--
HarryRenshall - 09 Feb 2009
Week of 090209
- This section lists WLCG Service Incident Reports from the previous weeks (new or updated only).
- Status can be received, due or open
GGUS Team / Alarm Tickets during last week
Daily WLCG Operations Call details
To join the call, at 15.00 CE(S)T Monday to Friday inclusive (in CERN 513 R-068) do one of the following:
- Dial +41227676000 (Main) and enter access code 0119168, or
- To have the system call you, click here
General Information
See the
weekly joint operations meeting minutes
Additional Material:
Monday:
Attendance: local(Harry, Jean-Philippe, Ricardo, Nick, Eva, Simone,
MariaDZ, Patricia);remote(Gonzalo, Gareth, Daniele).
Experiments round table:
CMS (DB): 1)
RAL had a permission denied problem this morning, promptly fixed by CMS contacts, no need for any tickets to the site. 2) Issues with many jobs pending on the gLite WMS at CERN. Main cause seems to have been unzipping input sandboxes with a first workaround to put zippedISB = false in their jdl. See complete report at
http://indico.cern.ch/getFile.py/access?contribId=25&sessionId=0&resId=0&materialId=slides&confId=52425
ATLAS (SC): 1) There was an upgrade of the machine hosting the ATLAS central catalogues this morning with a 5 minutes downtime. Follow-up validation checks look OK. 2) Currently site services are crashing from time to time. Restart is automatic but takes some time restarting databases so there are service gaps. The developers are investigating. 3) ATLAS operations have decided on a new policy on AOD copies in order to avoid a disk space crisis. AOD copies at Tier 1 sites can be deleted iff they were not the originating site and iff a copy exists in their associated Tier 2 cloud.

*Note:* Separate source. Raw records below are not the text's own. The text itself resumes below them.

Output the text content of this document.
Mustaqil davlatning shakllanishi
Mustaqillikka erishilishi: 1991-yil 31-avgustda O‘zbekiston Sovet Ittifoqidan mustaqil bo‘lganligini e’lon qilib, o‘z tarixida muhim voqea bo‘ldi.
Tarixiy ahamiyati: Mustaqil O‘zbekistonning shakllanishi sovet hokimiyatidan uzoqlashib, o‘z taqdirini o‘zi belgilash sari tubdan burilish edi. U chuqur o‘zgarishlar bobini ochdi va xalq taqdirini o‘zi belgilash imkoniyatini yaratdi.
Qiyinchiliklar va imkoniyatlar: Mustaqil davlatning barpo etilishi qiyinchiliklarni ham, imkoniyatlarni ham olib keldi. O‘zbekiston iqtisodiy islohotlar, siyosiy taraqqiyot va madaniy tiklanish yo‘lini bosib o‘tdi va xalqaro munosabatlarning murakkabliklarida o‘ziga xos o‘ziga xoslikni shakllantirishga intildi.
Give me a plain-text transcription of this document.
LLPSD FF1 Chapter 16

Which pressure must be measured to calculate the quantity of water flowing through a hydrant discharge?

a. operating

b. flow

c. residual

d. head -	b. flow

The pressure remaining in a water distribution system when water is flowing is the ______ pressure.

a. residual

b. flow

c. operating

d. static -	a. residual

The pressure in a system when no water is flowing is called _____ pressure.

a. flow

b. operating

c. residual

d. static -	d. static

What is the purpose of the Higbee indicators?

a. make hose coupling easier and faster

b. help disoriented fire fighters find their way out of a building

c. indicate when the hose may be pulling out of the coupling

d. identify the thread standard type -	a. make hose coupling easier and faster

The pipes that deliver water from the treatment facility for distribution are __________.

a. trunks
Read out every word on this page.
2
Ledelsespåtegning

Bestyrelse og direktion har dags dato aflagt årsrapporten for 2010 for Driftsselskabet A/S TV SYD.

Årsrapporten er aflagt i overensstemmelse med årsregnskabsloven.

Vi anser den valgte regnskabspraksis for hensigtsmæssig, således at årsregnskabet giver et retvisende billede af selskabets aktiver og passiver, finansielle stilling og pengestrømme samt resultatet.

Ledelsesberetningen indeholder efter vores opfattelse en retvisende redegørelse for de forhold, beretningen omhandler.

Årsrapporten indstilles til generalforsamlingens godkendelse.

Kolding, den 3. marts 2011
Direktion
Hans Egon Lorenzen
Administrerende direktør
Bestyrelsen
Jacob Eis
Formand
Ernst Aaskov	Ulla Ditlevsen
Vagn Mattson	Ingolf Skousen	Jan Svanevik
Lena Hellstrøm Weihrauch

ALICE (PM): 1) Currently running about 4000 concurrent jobs gridwide. 2) Experiencing again at CERN the serious WMS backlogs seen during the Xmas runs so working with FIO on this. The problem is not seen at
RAL or CNAF. 3) The French WMS is failing again - a ticket has been submitted. 4) The software area in the Cagliari Tier 2 has become inaccessible - no ticket yet.
Sites / Services round table:
FZK: Following an earlier ATLAS report that FZK were running with 20-80% failure for file transfer / stagein-out
coming from pnfs overload, due to the amount of files and problems with DBload, that could be cured with ~1/2 day operation on pnfs database
Jos van Wezel replied: FZK will be able to do this not sooner than Tuesday. The operation
means taking down the dcache nameservice (pnfs) for all supported vos.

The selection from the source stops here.